In that regard, the agency has no current intention of purchasing the all-electric buses. But that doesn’t mean the new high-tech design doesn’t make transit officials geek out a little.
“This bus, because it has basically much lower operating costs, the life cycle is a lower cost, so it’s certainly something we need to look at,” PSTA CEO Brad Miller said.
He acknowledged that footing the bill for buses with a higher price tag isn’t something the agency would be able to do on its own.
“In reality we probably would need to look at federal and state grants,” Miller said, noting most cities where electric buses run have used grant money to purchase them.
And Proterra founder Dale Hill recommends agencies start out with just 5-10 of the buses.
“Try those for a year or two and when they see that our fleet availability rate fleet wide is better than a diesel bus, when they see the maintenance costs are much lower, when they see their fuel bills, then they have the confidence to start expanding that fleet,” Hill said.

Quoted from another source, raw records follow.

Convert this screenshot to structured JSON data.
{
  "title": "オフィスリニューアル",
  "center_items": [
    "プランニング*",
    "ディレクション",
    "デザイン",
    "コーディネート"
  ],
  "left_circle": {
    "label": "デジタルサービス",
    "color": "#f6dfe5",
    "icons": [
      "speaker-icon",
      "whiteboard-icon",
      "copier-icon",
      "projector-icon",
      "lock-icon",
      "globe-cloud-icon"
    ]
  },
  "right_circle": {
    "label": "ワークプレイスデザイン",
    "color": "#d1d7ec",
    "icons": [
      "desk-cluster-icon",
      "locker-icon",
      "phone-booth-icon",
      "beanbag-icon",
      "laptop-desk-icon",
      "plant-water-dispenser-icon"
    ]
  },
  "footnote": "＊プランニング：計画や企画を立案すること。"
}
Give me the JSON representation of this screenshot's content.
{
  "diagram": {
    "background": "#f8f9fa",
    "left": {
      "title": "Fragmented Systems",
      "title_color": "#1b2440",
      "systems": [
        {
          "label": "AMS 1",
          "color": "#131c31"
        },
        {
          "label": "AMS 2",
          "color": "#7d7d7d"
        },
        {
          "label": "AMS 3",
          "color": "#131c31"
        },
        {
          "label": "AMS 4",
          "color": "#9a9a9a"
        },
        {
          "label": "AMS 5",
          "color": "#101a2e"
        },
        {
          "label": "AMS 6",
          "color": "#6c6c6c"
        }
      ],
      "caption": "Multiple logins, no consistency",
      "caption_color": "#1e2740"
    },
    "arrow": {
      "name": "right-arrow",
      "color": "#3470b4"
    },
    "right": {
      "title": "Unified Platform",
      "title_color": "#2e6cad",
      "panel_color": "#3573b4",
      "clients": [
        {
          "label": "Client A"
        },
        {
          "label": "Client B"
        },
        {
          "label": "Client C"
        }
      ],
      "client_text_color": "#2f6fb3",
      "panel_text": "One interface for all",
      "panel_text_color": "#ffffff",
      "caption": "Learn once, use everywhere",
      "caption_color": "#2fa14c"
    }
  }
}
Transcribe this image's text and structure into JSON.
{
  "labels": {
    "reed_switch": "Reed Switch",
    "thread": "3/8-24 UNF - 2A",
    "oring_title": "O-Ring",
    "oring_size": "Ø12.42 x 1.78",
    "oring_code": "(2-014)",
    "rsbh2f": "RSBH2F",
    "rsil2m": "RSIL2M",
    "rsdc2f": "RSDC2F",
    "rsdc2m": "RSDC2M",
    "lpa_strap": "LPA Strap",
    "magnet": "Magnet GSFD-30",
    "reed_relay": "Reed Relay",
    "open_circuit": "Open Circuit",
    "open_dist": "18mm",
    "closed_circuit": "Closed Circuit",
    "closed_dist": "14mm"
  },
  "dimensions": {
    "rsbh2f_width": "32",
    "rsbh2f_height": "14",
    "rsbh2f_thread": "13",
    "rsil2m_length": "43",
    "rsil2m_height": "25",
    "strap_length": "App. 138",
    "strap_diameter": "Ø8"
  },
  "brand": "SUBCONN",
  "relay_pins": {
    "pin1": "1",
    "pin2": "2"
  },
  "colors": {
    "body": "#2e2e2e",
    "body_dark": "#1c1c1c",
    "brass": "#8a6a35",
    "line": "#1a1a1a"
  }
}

Hill founded Proterra in 2004.
“Our goal was to develop the bus of tomorrow,” he said.
And he may have done just that. In addition to having zero-emissions, meaning no tail pipe or exhaust, the buses are designed to be a more comfortable ride.
“When you look at the interior its designed almost like an aircraft, it’s light and airy, a lot off windows, high ceilings and it’s quiet,” said Proterra regional sales director Mike Hennessy.
The noise, or lack there of, is perhaps the most noticeable upgrade from more tradition diesel and diesel hybrids. A group of PSTA employees gathered around the bus just before it took off. Each marveled at how much noise the bus didn’t make.
“This bus is so quiet and so comfortable and to be on a full bus of people who are chatting and have someone talking from the front of the bus without having to use a megaphone like every other bus you’ve ever been on – it’s just very different,” the Sierra Club’s Compton said.
Compton plans to work with PSTA officials to encourage them to start buying up a few buses – six would be ideal, he said.
“For taxpayers, I think we can see the benefit of having the best bus there is, the cleanest bus there is, the most pleasant bus to ride on and that costs us all less so we can have more of these on the road than any other kind of bus,” Compton added.
And Miller said it would be a nice addition in some areas.
“Because it doesn’t have incredibly long distances it can run it wouldn’t be very effective from Gulfport to Tarpon Springs on U.S. 19,” he said. “But it would be great as a circulator in downtown St. Pete or in Clearwater Beach.”
The federal Environmental Protection Agency is considering changes to smog standards that could have an impact on areas like Pinellas County.
“Pinellas may very well have to get in compliance with that new rule,” Compton said. “That’s going to be the case nationwide so I think the market for these is just going to explode.”